- Sizce neden böyle bir karar alındı?
Ben mizacen şöyleyim: genel başkanlar ihtiyaç duyarsa arar, yapmam gereken bir şey varsa söyler. Gidip lüzumsuz görüşmek, şirinlik yapmak, sohbet etmek; öyle bir tarzım yoktur. Bu şöyle görünüyor olabilir: 'Ne ukala adam!'
Genel başkan kararları kendine mahsus gerekçelerle verebilir. Bunlar siyasi karardır. Sonuçlarını, sevinenler ve üzülenlerden takip edersiniz. Sevinenlere ve üzülenlere 3-4 gündür bakıyorum. FETÖ'cüler zil takıp oynuyor. PKK'lılar ve HDP'liler sevinmiş. İyi Parti'yi 'HDP'yi dert etmeyin, mühim olan Erdoğan'ın gitmesi' zeminine çekmek isteyen herkes davul zurna çalıyor.
Siyasi ve toplumsal popülarite, söyleme şeklim, söylediklerimin haberleştirilmesi... Bunları ben yapmıyorum. Millet İttifakı'na yönelik nizayı (çekişme) benim üzerimden çıkarmaya teşebbüs ediyorlar. Cumhur İttifakı'nın da 'Millet İttifakı'na hasar verirse Yavuz verir' kurgusu var. Onu büyütüyor, projektörleri benim söylediklerime tutuyorlar.
- Akşener'in hangi sözü, alacağınız kararları nasıl etkiler?
Düşünüyorum; acaba ne olursa kalbim ferahlar. Şimdiye kadar girmiş olduğum hiçbir tartışmada başıma gelenlerle ilgili korumadılar beni. Hakaret ederler, çıt yok. Birşey söylerim, arkadaşlarımın ortak fikridir, 'Ağıralioğlu şahsi fikrini söylüyor' derler. Sanki kendi başına konuşuyormuşum gibi bir algıya mahkum ediyorlar.
Şuna inanmam lazım: 'Genel başkanımız benden ayrılmak istemiyor.' Bunu anlamıyorum ki. Genel başkana daha önce de söyledim. Şöyle hissettiriyor partideki işleyiş: Gitmem için her şeyi yapıyormuşsunuz da sanki ben yüzsüzlük edip kalıyormuşum gibi... Rencide oluyorum yahu!
Ben yol arkadaşı ve kardeş olmak istiyorum.
- İyi Parti'de çatlak ses olarak görülüyor olabilir misiniz?

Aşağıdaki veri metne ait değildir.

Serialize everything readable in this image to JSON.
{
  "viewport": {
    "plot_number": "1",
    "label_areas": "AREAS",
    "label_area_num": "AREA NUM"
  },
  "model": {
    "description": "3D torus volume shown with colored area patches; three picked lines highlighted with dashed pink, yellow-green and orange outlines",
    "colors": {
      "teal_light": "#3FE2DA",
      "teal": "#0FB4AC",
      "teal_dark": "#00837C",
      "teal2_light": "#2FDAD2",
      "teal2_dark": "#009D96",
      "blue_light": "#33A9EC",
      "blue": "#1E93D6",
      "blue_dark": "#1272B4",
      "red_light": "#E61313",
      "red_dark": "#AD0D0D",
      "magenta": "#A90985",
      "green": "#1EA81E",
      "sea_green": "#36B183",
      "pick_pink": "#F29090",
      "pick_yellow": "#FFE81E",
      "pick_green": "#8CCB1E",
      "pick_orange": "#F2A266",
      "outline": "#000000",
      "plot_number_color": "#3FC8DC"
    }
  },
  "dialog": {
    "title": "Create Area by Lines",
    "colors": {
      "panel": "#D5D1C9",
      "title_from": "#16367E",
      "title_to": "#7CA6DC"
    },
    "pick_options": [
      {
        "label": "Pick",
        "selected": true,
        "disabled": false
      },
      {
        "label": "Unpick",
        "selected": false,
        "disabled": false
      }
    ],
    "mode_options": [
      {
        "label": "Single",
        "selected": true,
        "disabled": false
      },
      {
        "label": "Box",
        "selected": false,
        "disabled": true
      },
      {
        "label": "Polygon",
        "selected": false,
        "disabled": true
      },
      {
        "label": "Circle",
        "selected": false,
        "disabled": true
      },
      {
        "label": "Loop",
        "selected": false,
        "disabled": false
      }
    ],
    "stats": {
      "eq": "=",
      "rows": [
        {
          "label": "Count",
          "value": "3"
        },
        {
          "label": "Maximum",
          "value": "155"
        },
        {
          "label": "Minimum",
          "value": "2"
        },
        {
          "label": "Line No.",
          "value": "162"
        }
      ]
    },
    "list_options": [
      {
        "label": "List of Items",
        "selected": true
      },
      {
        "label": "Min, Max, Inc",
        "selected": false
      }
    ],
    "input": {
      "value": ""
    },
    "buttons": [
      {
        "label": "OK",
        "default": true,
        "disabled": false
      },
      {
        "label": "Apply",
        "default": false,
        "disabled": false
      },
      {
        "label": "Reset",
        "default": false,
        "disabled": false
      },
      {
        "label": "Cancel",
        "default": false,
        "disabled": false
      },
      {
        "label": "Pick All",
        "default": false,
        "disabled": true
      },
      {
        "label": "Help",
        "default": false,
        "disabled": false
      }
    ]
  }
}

3-4 yıldır başımdaki en büyük gaile (dert) şu: 'Bu Yavuz, AK Parti'ye yanlıyor.' Ben iktidar olmamız için AK Parti seçmeni bizim siyasi irademize yanlasın diye uğraşıyorum. CHP, 'İnançlara saygılıyız' dese onlar için kıymetli bir iradedir. Ama bu, İyi Parti'ye yetmez. İyi Parti diyecek ki, 'Biz inançlıyız.' İyi Parti'nin özgün duruşu AK Parti'ye mağlubiyet tattırabilir. CHP'nin gölgesinde kalan, yahut lokomotifin CHP'de olduğu her siyasi denklem AK Parti'nin oylarının kopmamasına neden olur.

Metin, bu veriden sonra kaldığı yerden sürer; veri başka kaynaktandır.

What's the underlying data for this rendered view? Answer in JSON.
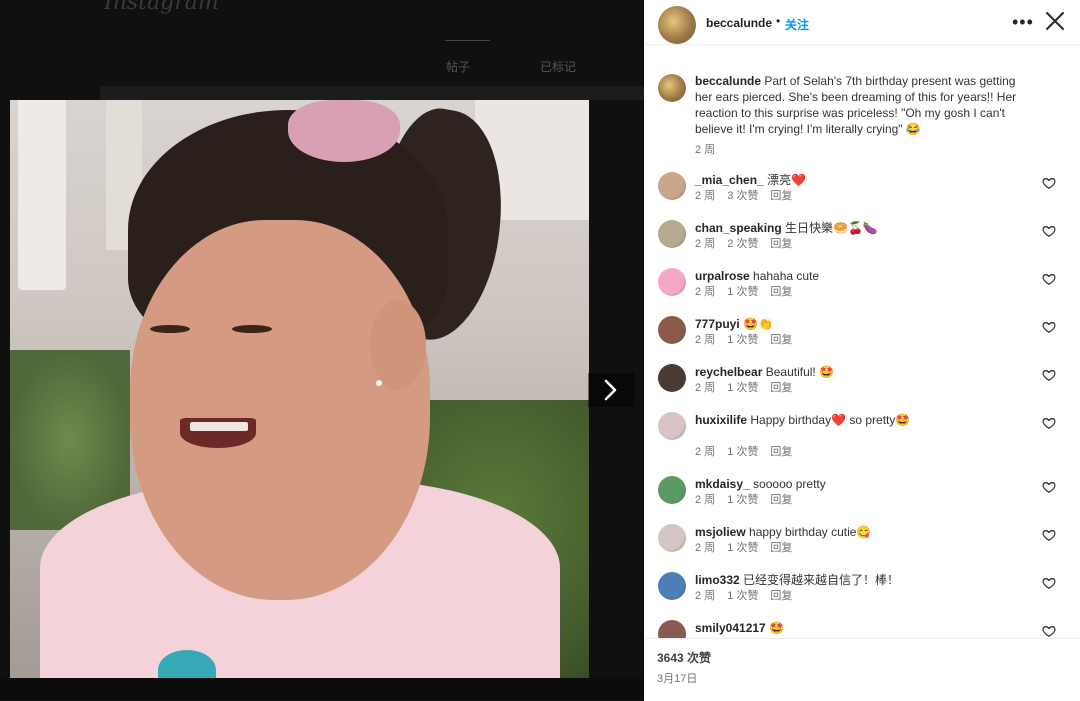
{
  "background": {
    "logo": "Instagram",
    "tab_posts": "帖子",
    "tab_tagged": "已标记"
  },
  "post": {
    "username": "beccalunde",
    "dot": "•",
    "follow_label": "关注",
    "more_icon": "more-horizontal-icon",
    "close_icon": "close-icon",
    "caption": "Part of Selah's 7th birthday present was getting her ears pierced. She's been dreaming of this for years!! Her reaction to this surprise was priceless! \"Oh my gosh I can't believe it! I'm crying! I'm literally crying\" 😂",
    "caption_time": "2 周",
    "likes": "3643 次赞",
    "date": "3月17日"
  },
  "comments": [
    {
      "user": "_mia_chen_",
      "text": "漂亮❤️",
      "time": "2 周",
      "likes": "3 次赞",
      "reply": "回复",
      "avatar_color": "#c9a58a"
    },
    {
      "user": "chan_speaking",
      "text": "生日快樂🥯🍒🍆",
      "time": "2 周",
      "likes": "2 次赞",
      "reply": "回复",
      "avatar_color": "#b7aa92"
    },
    {
      "user": "urpalrose",
      "text": "hahaha cute",
      "time": "2 周",
      "likes": "1 次赞",
      "reply": "回复",
      "avatar_color": "#f5a7c8"
    },
    {
      "user": "777puyi",
      "text": "🤩👏",
      "time": "2 周",
      "likes": "1 次赞",
      "reply": "回复",
      "avatar_color": "#8b5a48"
    },
    {
      "user": "reychelbear",
      "text": "Beautiful! 🤩",
      "time": "2 周",
      "likes": "1 次赞",
      "reply": "回复",
      "avatar_color": "#4a3a34"
    },
    {
      "user": "huxixilife",
      "text": "Happy birthday❤️ so pretty🤩",
      "time": "2 周",
      "likes": "1 次赞",
      "reply": "回复",
      "avatar_color": "#d9c3c7"
    },
    {
      "user": "mkdaisy_",
      "text": "sooooo pretty",
      "time": "2 周",
      "likes": "1 次赞",
      "reply": "回复",
      "avatar_color": "#5c9a63"
    },
    {
      "user": "msjoliew",
      "text": "happy birthday cutie😋",
      "time": "2 周",
      "likes": "1 次赞",
      "reply": "回复",
      "avatar_color": "#d4c6c2"
    },
    {
      "user": "limo332",
      "text": "已经变得越来越自信了！棒！",
      "time": "2 周",
      "likes": "1 次赞",
      "reply": "回复",
      "avatar_color": "#4b7fb5"
    },
    {
      "user": "smily041217",
      "text": "🤩",
      "time": "",
      "likes": "",
      "reply": "",
      "avatar_color": "#8a5a50"
    }
  ],
  "colors": {
    "accent": "#0095f6",
    "heart": "#262626",
    "overlay": "#141414"
  }
}
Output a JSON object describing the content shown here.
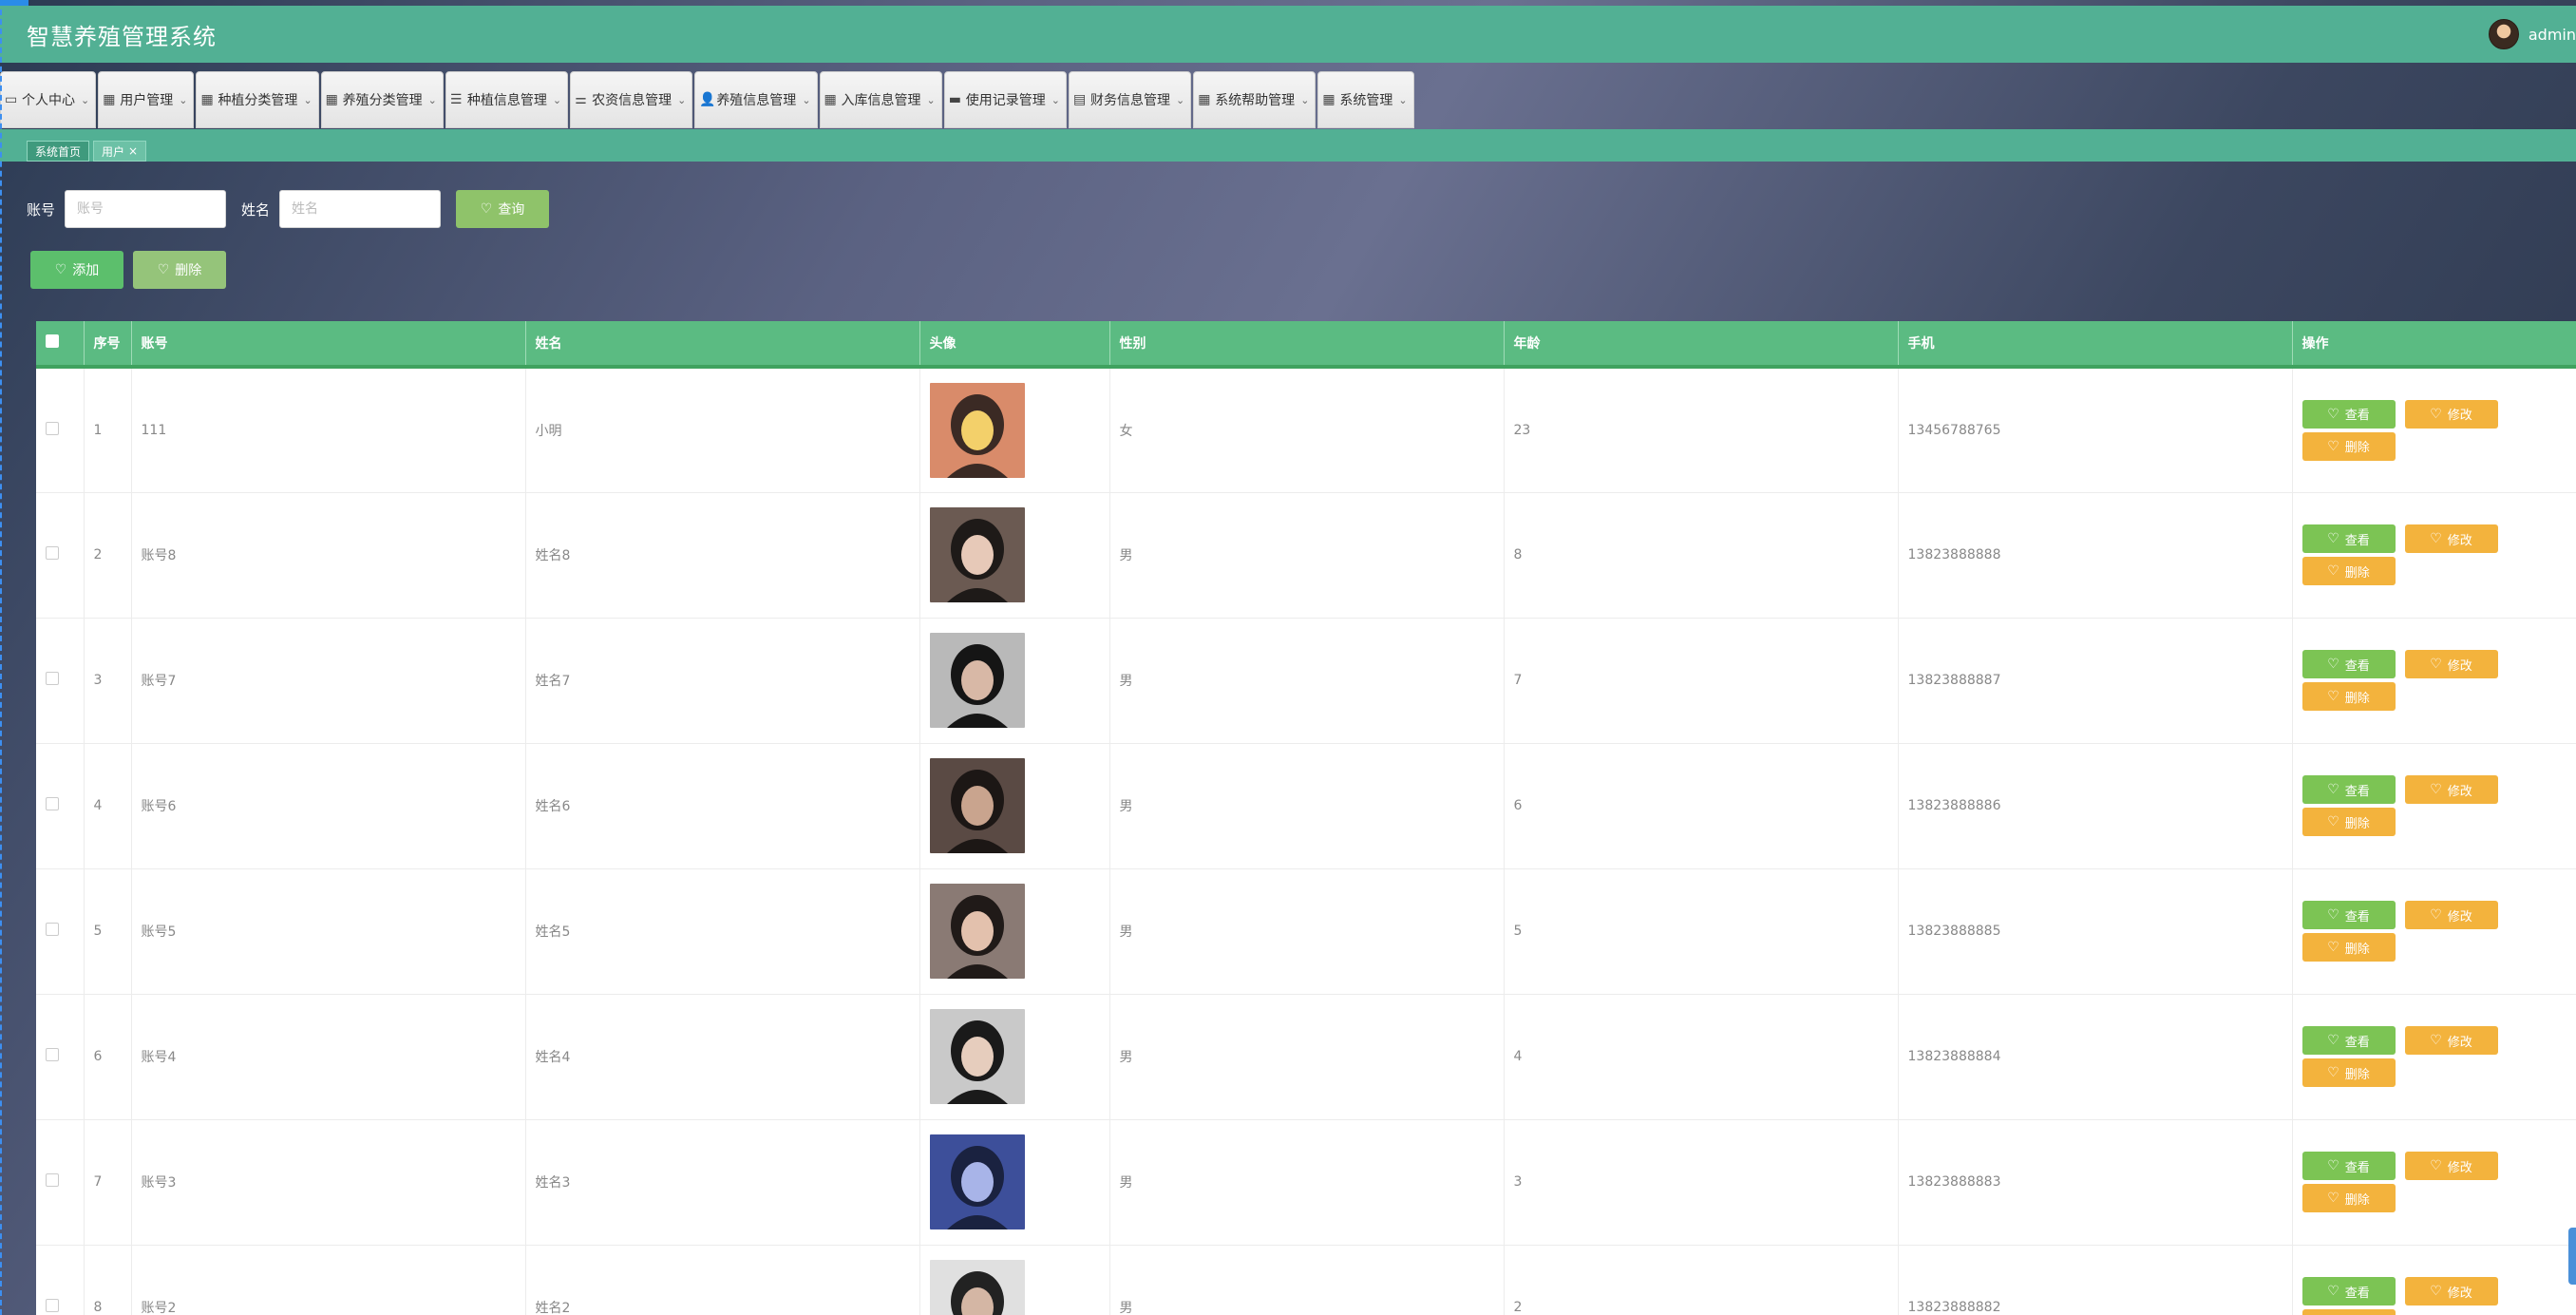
{
  "app": {
    "title": "智慧养殖管理系统",
    "user": "admin"
  },
  "colors": {
    "primary": "#52b094",
    "table_header": "#5bbb82",
    "view_button": "#7cc454",
    "edit_button": "#f3b33d",
    "delete_button": "#f3b33d"
  },
  "menu": [
    {
      "label": "个人中心",
      "icon": "calendar-icon"
    },
    {
      "label": "用户管理",
      "icon": "grid-icon"
    },
    {
      "label": "种植分类管理",
      "icon": "grid-icon"
    },
    {
      "label": "养殖分类管理",
      "icon": "grid-icon"
    },
    {
      "label": "种植信息管理",
      "icon": "list-icon"
    },
    {
      "label": "农资信息管理",
      "icon": "sliders-icon"
    },
    {
      "label": "养殖信息管理",
      "icon": "person-icon"
    },
    {
      "label": "入库信息管理",
      "icon": "grid-icon"
    },
    {
      "label": "使用记录管理",
      "icon": "chat-icon"
    },
    {
      "label": "财务信息管理",
      "icon": "clipboard-icon"
    },
    {
      "label": "系统帮助管理",
      "icon": "grid-icon"
    },
    {
      "label": "系统管理",
      "icon": "grid-icon"
    }
  ],
  "tabs": [
    {
      "label": "系统首页"
    },
    {
      "label": "用户",
      "close": "×"
    }
  ],
  "search": {
    "account_label": "账号",
    "account_placeholder": "账号",
    "name_label": "姓名",
    "name_placeholder": "姓名",
    "search_button": "查询"
  },
  "actions": {
    "add_button": "添加",
    "delete_button": "删除"
  },
  "table": {
    "headers": [
      "序号",
      "账号",
      "姓名",
      "头像",
      "性别",
      "年龄",
      "手机",
      "操作"
    ],
    "row_actions": {
      "view": "查看",
      "edit": "修改",
      "delete": "删除"
    },
    "rows": [
      {
        "index": "1",
        "account": "111",
        "name": "小明",
        "gender": "女",
        "age": "23",
        "phone": "13456788765"
      },
      {
        "index": "2",
        "account": "账号8",
        "name": "姓名8",
        "gender": "男",
        "age": "8",
        "phone": "13823888888"
      },
      {
        "index": "3",
        "account": "账号7",
        "name": "姓名7",
        "gender": "男",
        "age": "7",
        "phone": "13823888887"
      },
      {
        "index": "4",
        "account": "账号6",
        "name": "姓名6",
        "gender": "男",
        "age": "6",
        "phone": "13823888886"
      },
      {
        "index": "5",
        "account": "账号5",
        "name": "姓名5",
        "gender": "男",
        "age": "5",
        "phone": "13823888885"
      },
      {
        "index": "6",
        "account": "账号4",
        "name": "姓名4",
        "gender": "男",
        "age": "4",
        "phone": "13823888884"
      },
      {
        "index": "7",
        "account": "账号3",
        "name": "姓名3",
        "gender": "男",
        "age": "3",
        "phone": "13823888883"
      },
      {
        "index": "8",
        "account": "账号2",
        "name": "姓名2",
        "gender": "男",
        "age": "2",
        "phone": "13823888882"
      }
    ]
  }
}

- Sizin açınızdan en kötü senaryo nedir?
Siyaset, kızdıklarına benzerse, bugün olduğu gibi görev değişikliklerini Erdoğan gibi yaparsa, partisini Erdoğan gibi yönetirse, kazanmak için Erdoğan gibi her yolu mübah görürse, 'Ne olursa olsun, bu gitsin' diye Erdoğan gibi davranırsa şuna sebep olur: 'Bunların hepsi aynı!'
En büyük korkum şudur: Söylemeye çalıştığım hassasiyetler yanlış algılanırsa, sebep olduğum tahribat AK Parti'ye itirazı zayıflatır. Ümitler inkisara (kırılma) uğrar. Erdoğan'ı tek seslilikle suçlayıp herkesin aynı şeyi söylediği siyaseti niye hayal ediyorsunuz?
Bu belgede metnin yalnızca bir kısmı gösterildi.